Toxic Masculinity Is Always Caffeinated

, , , , , | Working | September 19, 2018

(In the office kitchen, the coffee maker has a part that won’t go in properly after cleaning the grounds container. There’s a trick to doing it that I know, but most other employees don’t. It is literally just pushing slightly on a spot and everything clicks into place, but you need to know where to push. I usually end up doing it for people several times a day. Almost every day, some variation of this happens. I am female.)

Me: “Need help with this?”

Struggling Female Employee: “Yes, please.”

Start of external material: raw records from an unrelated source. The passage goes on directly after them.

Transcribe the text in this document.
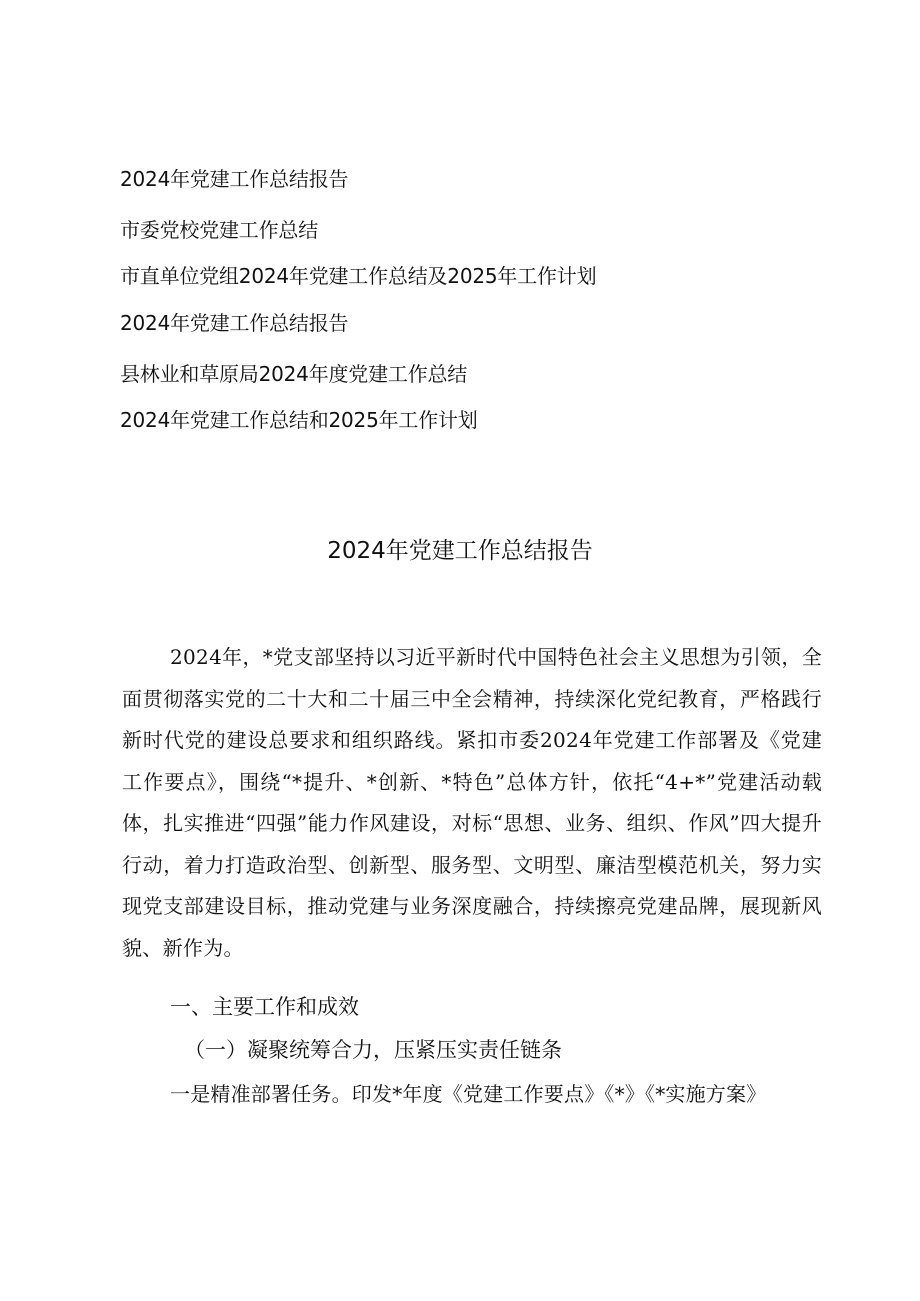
2024年党建工作总结报告
市委党校党建工作总结
市直单位党组2024年党建工作总结及2025年工作计划
2024年党建工作总结报告
县林业和草原局2024年度党建工作总结
2024年党建工作总结和2025年工作计划
2024年党建工作总结报告
2024年，*党支部坚持以习近平新时代中国特色社会主义思想为引领，全面贯彻落实党的二十大和二十届三中全会精神，持续深化党纪教育，严格践行新时代党的建设总要求和组织路线。紧扣市委2024年党建工作部署及《党建工作要点》，围绕“*提升、*创新、*特色”总体方针，依托“4+*”党建活动载体，扎实推进“四强”能力作风建设，对标“思想、业务、组织、作风”四大提升行动，着力打造政治型、创新型、服务型、文明型、廉洁型模范机关，努力实现党支部建设目标，推动党建与业务深度融合，持续擦亮党建品牌，展现新风貌、新作为。
一、主要工作和成效
（一）凝聚统筹合力，压紧压实责任链条
一是精准部署任务。印发*年度《党建工作要点》《*》《*实施方案》
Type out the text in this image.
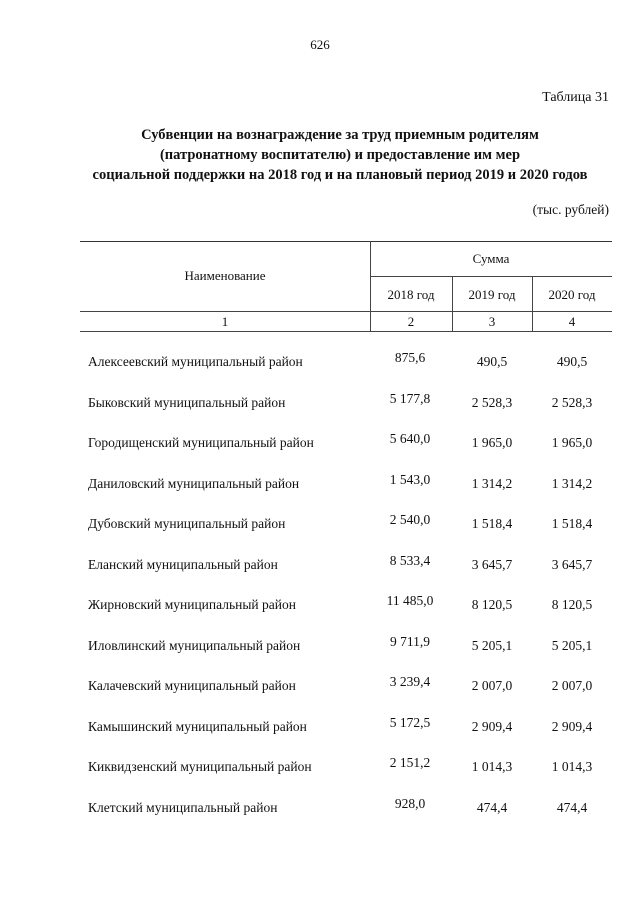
626
Таблица 31
Субвенции на вознаграждение за труд приемным родителям
(патронатному воспитателю) и предоставление им мер
социальной поддержки на 2018 год и на плановый период 2019 и 2020 годов
(тыс. рублей)
Наименование
Сумма
2018 год	2019 год	2020 год
1	2	3	4
Алексеевский муниципальный район	875,6	490,5	490,5
Быковский муниципальный район	5 177,8	2 528,3	2 528,3
Городищенский муниципальный район	5 640,0	1 965,0	1 965,0
Даниловский муниципальный район	1 543,0	1 314,2	1 314,2
Дубовский муниципальный район	2 540,0	1 518,4	1 518,4
Еланский муниципальный район	8 533,4	3 645,7	3 645,7
Жирновский муниципальный район	11 485,0	8 120,5	8 120,5
Иловлинский муниципальный район	9 711,9	5 205,1	5 205,1
Калачевский муниципальный район	3 239,4	2 007,0	2 007,0
Камышинский муниципальный район	5 172,5	2 909,4	2 909,4
Киквидзенский муниципальный район	2 151,2	1 014,3	1 014,3
Клетский муниципальный район	928,0	474,4	474,4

Me: *helps replacing the container*

Struggling Female Employee: “Thanks. You should show me how you do that.”

(Later:)

Me: “Need help with this?”

Struggling Male Employee: “Nah, I got this.” *after several minutes of more struggling* “Okay, you do it.”

Me: *does the magic touch*

Struggling Male Employee: “Yeah, I guess that was easy, now that I’ve done all the hard work.”

Fragile Masculinity On Speakerphone

, , , , | Working | September 17, 2018

(A coworker and I are checking inventory in the aisles. A few other coworkers are working in the stockroom.)

Coworker: *in stockroom, over headset* “Which one of you guys has a small one?”

(There is stunned silence, while a coworker near me and I look at each other funny.)

Coworker: *near me* “[Stockroom Coworker], I don’t think anyone is going to answer that.”

(Apparently, she wanted to ask who was using one of our small pallet jacks.)